Two US pension funds have filed a lawsuit against BlackRock alleging the asset manager has ‘looted’ securities lending revenues generated by a range of its iShares exchange traded funds (ETFs).
The suit states the pension funds are seeking to recover the portion of securities lending revenues that ‘were improperly spent by iShares’ management on grossly excessive compensation to securities lending agents affiliated with iShares,’ according to New Model Adviser® sister publication Wealth Manager.
The pension funds have alleged securities lending affiliate the BlackRock Institutional Trust Company (BITC) was able to take ‘at least 40%’ of the revenues, alleging the fee structure was ‘designed to loot securities lending returns properly due to iShares investors’.

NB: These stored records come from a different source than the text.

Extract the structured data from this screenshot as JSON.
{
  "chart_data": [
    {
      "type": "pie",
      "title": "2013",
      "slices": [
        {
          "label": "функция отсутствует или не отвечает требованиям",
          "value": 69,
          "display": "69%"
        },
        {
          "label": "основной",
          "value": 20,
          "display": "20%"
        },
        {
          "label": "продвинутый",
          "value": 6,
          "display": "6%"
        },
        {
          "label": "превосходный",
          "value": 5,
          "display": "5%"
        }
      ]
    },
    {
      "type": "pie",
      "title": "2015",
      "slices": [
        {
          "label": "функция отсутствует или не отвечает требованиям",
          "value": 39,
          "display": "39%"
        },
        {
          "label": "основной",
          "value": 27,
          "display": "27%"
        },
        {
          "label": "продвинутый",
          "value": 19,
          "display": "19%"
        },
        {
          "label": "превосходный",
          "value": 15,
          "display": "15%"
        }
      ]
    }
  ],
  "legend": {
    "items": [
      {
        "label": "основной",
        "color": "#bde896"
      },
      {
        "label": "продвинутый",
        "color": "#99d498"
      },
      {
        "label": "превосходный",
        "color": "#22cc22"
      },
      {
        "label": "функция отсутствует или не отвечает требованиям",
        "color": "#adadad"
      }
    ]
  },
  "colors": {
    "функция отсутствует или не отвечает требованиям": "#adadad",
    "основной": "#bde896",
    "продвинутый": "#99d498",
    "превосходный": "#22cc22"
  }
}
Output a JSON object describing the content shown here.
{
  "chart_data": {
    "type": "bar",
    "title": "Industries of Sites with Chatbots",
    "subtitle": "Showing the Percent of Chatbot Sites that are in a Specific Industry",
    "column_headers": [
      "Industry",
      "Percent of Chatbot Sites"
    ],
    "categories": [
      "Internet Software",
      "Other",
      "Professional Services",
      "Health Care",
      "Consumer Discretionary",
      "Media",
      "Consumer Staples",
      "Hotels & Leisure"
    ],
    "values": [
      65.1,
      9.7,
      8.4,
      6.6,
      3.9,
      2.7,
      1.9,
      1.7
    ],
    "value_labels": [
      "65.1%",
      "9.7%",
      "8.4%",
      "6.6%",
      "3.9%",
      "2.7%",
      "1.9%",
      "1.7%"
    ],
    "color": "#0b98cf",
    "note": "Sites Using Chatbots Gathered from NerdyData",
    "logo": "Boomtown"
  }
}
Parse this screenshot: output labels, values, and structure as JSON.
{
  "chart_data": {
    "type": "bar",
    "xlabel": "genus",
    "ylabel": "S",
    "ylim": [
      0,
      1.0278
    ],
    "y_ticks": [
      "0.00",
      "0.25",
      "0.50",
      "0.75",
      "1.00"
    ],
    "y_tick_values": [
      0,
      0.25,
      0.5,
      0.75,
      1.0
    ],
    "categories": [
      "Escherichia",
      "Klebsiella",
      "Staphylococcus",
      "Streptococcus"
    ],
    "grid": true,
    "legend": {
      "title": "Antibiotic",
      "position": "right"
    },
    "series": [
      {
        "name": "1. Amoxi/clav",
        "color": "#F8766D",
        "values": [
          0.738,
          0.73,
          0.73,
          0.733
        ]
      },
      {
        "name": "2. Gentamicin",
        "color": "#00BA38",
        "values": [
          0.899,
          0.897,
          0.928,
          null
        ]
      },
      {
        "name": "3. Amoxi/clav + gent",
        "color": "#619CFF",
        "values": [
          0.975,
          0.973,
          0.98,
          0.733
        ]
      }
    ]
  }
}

Wealth Manager cited a source close to the situation as claiming the revenue split in the US is 65% to the investor and 35% to BlackRock. In Europe the split is 60% and 40%.
A spokesperson for BlackRock said: ‘Our securities lending program has delivered above average returns to our ETF shareholders over time. To achieve this, we run the program ourselves while bearing all the costs, rather than outsourcing to third parties as others do.
‘iShares has a long record of delivering the returns our ETF investors expect, and securities lending is one of the tools we use to help ensure our funds efficiently track the performance of their underlying indices. The complaint is without merit, and we will contest it vigorously.’
In Europe, regulators are clamping down on the practice of securities lending, with new guidelines from the European Securities and Markets Authority requiring firms to return all revenues from securities lending, net of operational costs, to investors.